Why I do Woodblocks
What inspired me to become a printmaker was the desire to make multiples. While in the MFA program in painting at Columbia I had studied etching with Tony Harrison (also the teacher of Kathan Brown in England) and woodcut with Seong Moy. I had made a few woodblock prints in the first fifteen years after I left school but it was only in the early 1980's that making prints became an important part of my artistic life.
I had early on developed a strain of black and while work on paper. And it was when I realized that I wanted to make certain images more accessible to people that I found returning to the woodblock printing was a natural fit for me. It was not a long step from my ink drawings to my prints, and that step allowed me to refine my images as well as to introduce another element of chance (the wood and its and the printings accidents).

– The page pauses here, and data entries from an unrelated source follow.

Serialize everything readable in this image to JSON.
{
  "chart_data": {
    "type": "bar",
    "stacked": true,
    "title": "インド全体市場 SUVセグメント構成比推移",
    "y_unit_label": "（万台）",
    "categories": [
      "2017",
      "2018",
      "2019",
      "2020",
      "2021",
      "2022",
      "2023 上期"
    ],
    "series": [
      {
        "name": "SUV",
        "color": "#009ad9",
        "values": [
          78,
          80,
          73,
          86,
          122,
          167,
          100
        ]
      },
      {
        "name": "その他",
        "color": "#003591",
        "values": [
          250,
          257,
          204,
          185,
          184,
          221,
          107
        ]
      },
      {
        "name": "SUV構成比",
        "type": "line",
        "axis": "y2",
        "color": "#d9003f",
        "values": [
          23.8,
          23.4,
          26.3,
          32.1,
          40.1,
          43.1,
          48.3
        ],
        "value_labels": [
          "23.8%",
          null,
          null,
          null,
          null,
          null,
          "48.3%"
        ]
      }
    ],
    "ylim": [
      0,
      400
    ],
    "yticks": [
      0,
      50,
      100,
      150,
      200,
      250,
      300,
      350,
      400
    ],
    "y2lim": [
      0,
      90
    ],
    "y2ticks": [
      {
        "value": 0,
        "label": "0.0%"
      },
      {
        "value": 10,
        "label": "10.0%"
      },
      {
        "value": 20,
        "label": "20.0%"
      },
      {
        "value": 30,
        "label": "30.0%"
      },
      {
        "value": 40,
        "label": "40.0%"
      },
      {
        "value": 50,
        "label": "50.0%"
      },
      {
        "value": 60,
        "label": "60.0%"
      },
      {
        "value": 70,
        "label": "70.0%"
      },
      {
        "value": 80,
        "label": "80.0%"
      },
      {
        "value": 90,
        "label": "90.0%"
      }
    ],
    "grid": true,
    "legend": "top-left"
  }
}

I welcomed the extended periods of carving after the very intense and spontaneous method I had developed in my drawing. I thought of myself as a painter who made prints, not as a printmaker per se. I never was a good enough printer to feel that I could do it better than a professional printer and I have since then always worked in collaboration with printers.
In the '80's and 90's I was not so much inspired by other artists' work as I found companionship with other artists working at the same time: Kiefer large prints and books, Brice Marden in his Rexroth Series and Cold Mountain series, Kelley in his flowers, Richard Serra. All of this work was primarily black and white. But the artist whose prints I admire the most is Edvard Munch. To his work I aspire for its complete creativity within the media, its simplicity and its strength of expression.